Yes. The question is that we will need 50 to 75 patients who meet the criteria for inclusion. That's the focus, and it aligns with the 20% to 30% CR and CRH rate we are targeting. The patients enrolled so far represent a mix of the two genetic types. In total, we will need about 50 to 75 patients per cohort, and we are trying to enroll as many as possible. However, some patients may be excluded or not counted by the FDA, so we often overenroll to account for that. Regarding the equivalence of activity between the two genotypes, we plan to run similarly sized cohorts, which should indicate consistency without going into specific details.

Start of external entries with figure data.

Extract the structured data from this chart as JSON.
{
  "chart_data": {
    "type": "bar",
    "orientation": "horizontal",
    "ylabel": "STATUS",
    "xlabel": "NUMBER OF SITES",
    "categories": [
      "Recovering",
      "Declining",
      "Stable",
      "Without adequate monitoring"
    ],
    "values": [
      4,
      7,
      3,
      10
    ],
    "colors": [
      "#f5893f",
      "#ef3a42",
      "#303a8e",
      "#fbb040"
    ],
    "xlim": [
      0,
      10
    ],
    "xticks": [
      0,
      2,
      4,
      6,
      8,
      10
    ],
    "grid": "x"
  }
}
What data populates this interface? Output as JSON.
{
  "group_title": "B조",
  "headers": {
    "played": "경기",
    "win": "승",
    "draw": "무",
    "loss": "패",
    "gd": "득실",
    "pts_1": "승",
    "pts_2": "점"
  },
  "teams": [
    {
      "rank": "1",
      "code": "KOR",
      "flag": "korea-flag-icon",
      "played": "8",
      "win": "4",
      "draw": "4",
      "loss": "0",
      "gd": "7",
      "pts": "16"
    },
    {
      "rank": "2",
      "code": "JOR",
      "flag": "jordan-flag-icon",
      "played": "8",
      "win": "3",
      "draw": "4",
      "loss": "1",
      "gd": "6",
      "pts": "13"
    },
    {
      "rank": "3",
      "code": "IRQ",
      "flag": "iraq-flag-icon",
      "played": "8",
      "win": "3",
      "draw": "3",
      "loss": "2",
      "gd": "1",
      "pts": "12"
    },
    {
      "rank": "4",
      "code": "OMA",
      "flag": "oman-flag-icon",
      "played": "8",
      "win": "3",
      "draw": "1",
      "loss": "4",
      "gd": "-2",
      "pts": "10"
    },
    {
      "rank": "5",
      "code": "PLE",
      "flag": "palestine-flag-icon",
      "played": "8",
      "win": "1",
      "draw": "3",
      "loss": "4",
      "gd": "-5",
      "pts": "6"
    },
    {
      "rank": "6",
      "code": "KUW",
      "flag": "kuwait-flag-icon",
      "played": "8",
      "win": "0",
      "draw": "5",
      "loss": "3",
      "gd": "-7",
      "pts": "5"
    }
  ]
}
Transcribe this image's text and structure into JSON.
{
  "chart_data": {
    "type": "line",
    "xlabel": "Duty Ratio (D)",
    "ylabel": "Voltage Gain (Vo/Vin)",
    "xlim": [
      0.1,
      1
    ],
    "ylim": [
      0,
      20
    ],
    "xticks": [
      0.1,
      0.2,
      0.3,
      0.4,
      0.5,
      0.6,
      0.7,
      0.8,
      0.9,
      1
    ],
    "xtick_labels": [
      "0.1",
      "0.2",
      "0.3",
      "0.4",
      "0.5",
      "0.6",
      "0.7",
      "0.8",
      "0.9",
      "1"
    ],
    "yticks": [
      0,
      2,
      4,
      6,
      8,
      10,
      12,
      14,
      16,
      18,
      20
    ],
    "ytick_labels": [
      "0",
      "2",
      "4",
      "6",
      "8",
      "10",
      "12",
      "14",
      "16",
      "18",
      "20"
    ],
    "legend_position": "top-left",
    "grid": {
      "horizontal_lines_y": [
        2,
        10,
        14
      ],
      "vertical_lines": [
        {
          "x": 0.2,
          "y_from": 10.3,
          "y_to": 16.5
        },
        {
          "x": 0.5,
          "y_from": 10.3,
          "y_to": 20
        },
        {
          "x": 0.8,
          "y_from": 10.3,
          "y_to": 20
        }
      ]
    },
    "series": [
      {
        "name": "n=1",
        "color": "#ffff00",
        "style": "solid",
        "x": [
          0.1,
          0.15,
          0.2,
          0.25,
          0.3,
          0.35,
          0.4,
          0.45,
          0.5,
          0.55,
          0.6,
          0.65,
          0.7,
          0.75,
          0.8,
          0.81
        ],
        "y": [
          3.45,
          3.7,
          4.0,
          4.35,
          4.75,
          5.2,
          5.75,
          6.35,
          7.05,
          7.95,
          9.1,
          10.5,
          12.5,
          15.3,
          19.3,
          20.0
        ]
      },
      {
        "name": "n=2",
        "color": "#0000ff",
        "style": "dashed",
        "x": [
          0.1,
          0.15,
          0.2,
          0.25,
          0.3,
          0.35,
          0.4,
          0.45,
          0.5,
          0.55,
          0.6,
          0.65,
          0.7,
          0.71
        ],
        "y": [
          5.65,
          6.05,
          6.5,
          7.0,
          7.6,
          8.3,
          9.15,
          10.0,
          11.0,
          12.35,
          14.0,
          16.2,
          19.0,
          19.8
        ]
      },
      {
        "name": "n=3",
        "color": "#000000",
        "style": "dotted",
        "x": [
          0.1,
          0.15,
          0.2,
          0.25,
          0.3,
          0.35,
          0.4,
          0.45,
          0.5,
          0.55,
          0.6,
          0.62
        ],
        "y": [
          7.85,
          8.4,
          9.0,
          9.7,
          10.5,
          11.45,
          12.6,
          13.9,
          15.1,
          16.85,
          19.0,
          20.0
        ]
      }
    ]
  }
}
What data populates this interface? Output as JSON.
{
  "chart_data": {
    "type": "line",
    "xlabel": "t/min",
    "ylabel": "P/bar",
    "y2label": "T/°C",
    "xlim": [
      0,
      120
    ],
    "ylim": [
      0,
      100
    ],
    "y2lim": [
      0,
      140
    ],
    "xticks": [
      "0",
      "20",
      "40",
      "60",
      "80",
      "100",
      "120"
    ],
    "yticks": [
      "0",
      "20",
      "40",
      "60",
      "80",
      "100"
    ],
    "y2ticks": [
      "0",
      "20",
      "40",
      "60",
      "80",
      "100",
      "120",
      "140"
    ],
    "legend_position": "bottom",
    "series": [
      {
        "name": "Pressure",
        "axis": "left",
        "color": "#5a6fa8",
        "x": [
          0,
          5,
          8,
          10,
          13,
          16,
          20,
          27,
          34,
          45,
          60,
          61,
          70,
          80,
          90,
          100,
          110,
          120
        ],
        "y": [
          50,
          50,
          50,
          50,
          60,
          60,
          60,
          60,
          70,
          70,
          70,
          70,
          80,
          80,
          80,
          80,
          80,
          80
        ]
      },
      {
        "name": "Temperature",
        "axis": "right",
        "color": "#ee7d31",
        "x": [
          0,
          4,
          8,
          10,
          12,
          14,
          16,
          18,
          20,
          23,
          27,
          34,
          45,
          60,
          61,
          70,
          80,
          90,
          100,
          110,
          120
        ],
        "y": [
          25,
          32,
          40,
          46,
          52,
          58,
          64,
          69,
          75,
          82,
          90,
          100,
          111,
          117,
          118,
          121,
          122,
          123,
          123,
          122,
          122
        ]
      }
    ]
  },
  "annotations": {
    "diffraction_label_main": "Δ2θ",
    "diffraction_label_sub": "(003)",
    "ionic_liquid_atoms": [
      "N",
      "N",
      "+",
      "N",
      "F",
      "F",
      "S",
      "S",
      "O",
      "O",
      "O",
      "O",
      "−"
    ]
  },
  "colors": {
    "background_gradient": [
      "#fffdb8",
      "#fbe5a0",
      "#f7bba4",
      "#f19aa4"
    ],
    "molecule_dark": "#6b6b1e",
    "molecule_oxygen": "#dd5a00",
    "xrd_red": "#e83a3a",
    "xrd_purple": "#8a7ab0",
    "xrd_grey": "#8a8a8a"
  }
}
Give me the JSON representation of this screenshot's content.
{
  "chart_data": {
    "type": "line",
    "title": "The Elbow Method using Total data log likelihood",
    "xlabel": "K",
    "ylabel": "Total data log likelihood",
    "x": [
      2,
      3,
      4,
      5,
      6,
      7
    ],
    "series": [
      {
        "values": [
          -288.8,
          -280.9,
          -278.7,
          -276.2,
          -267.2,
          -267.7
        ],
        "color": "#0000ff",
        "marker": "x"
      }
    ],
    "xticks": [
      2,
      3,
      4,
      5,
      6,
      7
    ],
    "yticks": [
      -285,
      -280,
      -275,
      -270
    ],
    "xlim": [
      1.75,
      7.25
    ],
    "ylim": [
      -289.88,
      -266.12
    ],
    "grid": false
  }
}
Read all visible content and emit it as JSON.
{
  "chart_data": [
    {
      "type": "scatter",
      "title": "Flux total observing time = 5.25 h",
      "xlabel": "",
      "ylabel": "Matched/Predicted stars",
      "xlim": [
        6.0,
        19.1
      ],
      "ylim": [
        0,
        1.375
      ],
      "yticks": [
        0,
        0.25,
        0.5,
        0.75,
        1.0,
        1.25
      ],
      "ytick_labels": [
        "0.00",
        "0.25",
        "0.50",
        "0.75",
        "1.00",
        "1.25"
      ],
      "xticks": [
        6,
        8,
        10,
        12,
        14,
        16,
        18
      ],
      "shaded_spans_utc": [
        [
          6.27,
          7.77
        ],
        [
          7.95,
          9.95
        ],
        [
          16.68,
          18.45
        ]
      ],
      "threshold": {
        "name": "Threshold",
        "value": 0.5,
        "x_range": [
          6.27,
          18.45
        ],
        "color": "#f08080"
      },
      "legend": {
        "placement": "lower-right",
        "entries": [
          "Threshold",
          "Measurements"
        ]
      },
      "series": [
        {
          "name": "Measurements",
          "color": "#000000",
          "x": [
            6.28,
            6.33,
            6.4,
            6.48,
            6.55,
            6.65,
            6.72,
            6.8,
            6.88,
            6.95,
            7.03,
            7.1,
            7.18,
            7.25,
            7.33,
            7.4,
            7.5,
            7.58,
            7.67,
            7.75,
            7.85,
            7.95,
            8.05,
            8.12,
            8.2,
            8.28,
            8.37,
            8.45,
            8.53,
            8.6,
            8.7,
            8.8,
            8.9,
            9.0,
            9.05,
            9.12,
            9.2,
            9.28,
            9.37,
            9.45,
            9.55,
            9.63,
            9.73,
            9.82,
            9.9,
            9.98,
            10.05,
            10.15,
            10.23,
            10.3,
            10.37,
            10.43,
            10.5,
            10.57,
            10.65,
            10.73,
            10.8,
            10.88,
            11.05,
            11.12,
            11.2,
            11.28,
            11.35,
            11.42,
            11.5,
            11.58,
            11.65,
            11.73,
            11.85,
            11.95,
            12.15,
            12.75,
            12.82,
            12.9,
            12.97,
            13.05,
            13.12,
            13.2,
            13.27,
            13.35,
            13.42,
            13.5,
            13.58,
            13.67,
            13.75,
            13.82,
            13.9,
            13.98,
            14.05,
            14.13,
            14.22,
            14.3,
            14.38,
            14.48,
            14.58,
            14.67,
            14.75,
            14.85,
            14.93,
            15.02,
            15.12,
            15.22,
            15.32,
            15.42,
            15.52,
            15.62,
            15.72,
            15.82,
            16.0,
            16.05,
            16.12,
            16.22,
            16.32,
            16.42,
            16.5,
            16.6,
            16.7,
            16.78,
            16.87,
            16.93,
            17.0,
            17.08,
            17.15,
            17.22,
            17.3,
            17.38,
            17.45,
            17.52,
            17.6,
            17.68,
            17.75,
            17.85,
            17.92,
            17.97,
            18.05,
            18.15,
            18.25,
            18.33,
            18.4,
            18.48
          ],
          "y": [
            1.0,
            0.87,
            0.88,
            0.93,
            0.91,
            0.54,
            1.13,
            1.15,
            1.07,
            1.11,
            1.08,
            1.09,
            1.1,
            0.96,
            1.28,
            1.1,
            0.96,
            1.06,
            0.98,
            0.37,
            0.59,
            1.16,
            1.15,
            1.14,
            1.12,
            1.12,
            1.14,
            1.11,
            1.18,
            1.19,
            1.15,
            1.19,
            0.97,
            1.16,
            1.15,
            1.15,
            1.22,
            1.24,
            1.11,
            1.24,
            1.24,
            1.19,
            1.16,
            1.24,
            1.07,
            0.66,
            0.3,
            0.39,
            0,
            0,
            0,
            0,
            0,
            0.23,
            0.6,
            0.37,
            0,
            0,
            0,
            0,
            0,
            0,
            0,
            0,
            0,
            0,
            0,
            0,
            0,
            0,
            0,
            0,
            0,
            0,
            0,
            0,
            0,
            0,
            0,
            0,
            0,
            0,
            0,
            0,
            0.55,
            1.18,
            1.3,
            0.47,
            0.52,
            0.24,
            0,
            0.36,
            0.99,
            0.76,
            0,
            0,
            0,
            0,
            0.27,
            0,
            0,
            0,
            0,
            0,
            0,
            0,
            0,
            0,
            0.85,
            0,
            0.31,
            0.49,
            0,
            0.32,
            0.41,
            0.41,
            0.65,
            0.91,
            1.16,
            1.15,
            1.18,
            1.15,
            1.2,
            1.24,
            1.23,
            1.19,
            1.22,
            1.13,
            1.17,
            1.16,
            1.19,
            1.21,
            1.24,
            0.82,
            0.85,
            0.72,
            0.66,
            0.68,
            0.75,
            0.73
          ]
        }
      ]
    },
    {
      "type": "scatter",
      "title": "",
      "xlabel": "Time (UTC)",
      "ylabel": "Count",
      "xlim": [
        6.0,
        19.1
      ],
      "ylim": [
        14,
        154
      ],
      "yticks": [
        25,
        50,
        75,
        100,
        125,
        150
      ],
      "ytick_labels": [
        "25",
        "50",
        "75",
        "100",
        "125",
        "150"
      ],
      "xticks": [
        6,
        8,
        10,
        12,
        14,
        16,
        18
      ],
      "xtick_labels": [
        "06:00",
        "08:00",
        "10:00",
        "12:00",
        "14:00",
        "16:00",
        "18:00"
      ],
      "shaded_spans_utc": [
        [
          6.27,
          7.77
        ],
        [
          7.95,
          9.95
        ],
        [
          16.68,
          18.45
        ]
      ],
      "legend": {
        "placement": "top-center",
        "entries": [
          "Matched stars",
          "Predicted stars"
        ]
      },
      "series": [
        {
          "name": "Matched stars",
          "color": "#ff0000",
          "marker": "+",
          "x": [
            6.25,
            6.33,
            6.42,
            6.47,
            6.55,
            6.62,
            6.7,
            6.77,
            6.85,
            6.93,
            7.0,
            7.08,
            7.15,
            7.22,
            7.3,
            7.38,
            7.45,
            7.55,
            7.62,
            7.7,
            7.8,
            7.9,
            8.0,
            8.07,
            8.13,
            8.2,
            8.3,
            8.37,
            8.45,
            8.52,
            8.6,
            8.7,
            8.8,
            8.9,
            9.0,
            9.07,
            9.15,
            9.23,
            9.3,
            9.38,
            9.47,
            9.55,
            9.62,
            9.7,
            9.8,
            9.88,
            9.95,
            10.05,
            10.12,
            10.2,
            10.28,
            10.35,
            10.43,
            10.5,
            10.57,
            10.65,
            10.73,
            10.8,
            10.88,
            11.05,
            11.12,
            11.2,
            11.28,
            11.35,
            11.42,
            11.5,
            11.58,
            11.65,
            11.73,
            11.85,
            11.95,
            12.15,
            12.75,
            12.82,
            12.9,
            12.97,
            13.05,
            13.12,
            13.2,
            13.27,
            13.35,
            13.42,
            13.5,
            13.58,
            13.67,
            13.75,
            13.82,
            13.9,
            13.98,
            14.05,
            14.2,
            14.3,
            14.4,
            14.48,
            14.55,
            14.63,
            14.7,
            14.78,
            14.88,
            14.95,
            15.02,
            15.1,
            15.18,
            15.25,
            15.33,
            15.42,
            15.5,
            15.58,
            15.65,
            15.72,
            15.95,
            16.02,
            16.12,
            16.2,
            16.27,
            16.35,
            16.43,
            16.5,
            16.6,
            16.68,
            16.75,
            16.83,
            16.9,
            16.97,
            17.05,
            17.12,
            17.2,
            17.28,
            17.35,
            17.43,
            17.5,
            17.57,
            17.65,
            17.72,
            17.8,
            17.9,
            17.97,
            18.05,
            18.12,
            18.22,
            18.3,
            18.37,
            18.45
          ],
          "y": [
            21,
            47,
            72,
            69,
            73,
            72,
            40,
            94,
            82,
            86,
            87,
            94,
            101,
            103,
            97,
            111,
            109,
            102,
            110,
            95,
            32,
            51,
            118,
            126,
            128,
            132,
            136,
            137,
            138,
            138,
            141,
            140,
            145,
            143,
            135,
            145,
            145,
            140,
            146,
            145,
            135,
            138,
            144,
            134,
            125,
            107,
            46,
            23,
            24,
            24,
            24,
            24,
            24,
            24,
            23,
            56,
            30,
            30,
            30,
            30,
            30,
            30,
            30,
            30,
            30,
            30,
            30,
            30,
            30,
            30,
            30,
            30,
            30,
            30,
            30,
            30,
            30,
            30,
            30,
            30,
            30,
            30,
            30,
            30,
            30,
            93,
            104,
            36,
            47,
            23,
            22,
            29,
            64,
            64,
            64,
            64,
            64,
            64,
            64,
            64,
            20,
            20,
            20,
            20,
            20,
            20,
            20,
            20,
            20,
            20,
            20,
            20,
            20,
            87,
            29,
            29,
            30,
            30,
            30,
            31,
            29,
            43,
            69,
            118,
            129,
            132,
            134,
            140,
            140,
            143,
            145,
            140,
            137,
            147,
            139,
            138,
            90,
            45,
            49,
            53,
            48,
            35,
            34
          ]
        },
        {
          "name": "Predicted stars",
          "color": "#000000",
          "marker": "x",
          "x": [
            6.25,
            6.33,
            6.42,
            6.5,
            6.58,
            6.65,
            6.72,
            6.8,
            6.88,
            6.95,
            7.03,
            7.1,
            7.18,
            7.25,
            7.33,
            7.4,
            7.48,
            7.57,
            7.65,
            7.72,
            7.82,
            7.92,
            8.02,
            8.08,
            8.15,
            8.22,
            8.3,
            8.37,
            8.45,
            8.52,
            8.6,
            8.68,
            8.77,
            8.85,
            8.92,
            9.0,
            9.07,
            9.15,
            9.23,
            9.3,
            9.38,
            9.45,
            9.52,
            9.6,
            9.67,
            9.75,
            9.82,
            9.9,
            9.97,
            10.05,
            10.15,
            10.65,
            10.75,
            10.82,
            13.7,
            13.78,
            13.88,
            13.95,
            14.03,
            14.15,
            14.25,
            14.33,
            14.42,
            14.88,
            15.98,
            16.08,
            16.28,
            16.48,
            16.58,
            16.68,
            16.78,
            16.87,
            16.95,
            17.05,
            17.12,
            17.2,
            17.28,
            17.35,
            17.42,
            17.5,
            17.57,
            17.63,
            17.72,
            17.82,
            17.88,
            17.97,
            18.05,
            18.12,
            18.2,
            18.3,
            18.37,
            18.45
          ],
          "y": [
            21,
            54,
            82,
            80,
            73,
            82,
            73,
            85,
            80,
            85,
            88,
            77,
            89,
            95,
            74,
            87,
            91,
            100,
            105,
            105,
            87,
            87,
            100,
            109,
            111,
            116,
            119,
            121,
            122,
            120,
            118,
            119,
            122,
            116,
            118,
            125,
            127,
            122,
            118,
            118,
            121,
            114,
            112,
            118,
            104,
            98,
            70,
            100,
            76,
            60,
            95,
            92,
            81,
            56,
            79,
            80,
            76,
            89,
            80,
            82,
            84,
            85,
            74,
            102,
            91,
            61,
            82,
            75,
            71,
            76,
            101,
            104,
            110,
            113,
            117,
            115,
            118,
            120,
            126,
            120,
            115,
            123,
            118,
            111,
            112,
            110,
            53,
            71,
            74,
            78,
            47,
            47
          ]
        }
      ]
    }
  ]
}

Perfect. That's very helpful. Thank you.
Our pleasure. Thank you, Eva.
Thank you. And there are no further questions. So that will conclude our question-and-answer session today. I would now like to turn the conference back over to Dr. Troy Wilson, President and Chief Executive Officer for any additional or closing remarks.
Thank you, Sarah. And thank you all once again for joining our call today. We'll be participating in the Wedbush Path Grow Healthcare Virtual Conference next week, look forward to seeing a number of you there. In the meantime, if you have additional questions, please feel free to contact Pete, Tom or me. Thank you again and have a good evening everyone.
Thank you. And that does conclude today's teleconference. We do appreciate your participation. You may now disconnect.